Las aguas así contaminadas pasan directamente a los desagües y, de ahí, a los ríos. Compton, sin embargo, no especula sobre los efectos de los contaminantes de las hojas en los seres humanos que ingieren los tamales, pero es posible que, como ocurre con las vitaminas y otros nutrientes, los residuos agroquímicos desaparezcan gradualmente a medida que los tamales se recalientan una y otra vez, ya que se acostumbra a conservarlos bajo refrigeración a lo largo de semanas. Se sabe de familias costarricenses que todavía en mayo o junio consumen tamales preparados en diciembre.

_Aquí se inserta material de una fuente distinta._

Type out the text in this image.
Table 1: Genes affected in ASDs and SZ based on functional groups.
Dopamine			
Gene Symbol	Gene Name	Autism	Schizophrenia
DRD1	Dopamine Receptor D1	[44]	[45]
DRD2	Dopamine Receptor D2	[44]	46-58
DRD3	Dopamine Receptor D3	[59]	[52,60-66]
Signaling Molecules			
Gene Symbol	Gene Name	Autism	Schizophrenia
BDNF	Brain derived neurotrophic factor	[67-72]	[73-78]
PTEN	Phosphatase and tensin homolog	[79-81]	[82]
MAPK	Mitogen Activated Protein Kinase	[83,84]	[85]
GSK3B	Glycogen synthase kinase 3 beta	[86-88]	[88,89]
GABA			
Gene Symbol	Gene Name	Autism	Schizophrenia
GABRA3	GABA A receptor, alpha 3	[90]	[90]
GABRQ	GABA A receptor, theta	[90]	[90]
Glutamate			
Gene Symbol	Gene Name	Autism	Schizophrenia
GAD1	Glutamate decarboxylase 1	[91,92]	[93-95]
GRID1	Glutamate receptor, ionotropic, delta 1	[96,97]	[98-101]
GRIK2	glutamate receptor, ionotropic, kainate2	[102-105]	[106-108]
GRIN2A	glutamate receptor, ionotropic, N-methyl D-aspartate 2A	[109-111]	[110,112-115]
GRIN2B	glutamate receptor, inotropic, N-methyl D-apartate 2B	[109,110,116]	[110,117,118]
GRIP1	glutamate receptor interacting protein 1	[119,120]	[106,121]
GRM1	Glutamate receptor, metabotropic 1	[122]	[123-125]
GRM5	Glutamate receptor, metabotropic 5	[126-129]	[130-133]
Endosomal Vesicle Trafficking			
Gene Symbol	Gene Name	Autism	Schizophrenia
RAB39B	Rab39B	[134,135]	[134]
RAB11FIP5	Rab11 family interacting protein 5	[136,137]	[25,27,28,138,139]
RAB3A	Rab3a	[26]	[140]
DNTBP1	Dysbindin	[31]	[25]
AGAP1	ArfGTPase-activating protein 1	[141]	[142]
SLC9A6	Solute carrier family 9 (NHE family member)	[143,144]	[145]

Advierte Compton que el proceso de soasar las hojas de banano con el fin de darles flexibilidad no contribuye de manera significativa a la eliminación de los contaminantes. Para que el soasado fuera efectivo debería hacerse con sopletes de acetileno a una temperatura cercana a los 800 grados centígrados y en ausencia de aire, condiciones que irían en detrimento de la calidad de las hojas.
Afortunadamente, es muy probable que el fenómeno observado por Compton no ocurra esta vez, pues fue muy escaso número de tamales que la administración neoliberal Figueres Olsen permitió que se prepararan en los hogares costarricenses al finalizar 1995, y a esta altura de las fiestas difícilmente quedará uno en las ollas. Por el lado positivo tenemos que en enero se podrá comer pescado de río en lugar de tamales, tan solo con echar anzuelos cebados en la corriente del río Tiribí. Otro triunfo, sin duda, de las políticas de sostenibilidad promovidas por el actual gobierno.
Por mi parte, no quise echar a perder la fiesta de los tamales de mis cuatro lectores, por lo que decidí no publicar esta información sino hasta hoy, 28 de diciembre. Día de los Santos Inocentes que, como se sabe fueron lactantes toda la vida y, por lo tanto, se la pasaron sin tamales.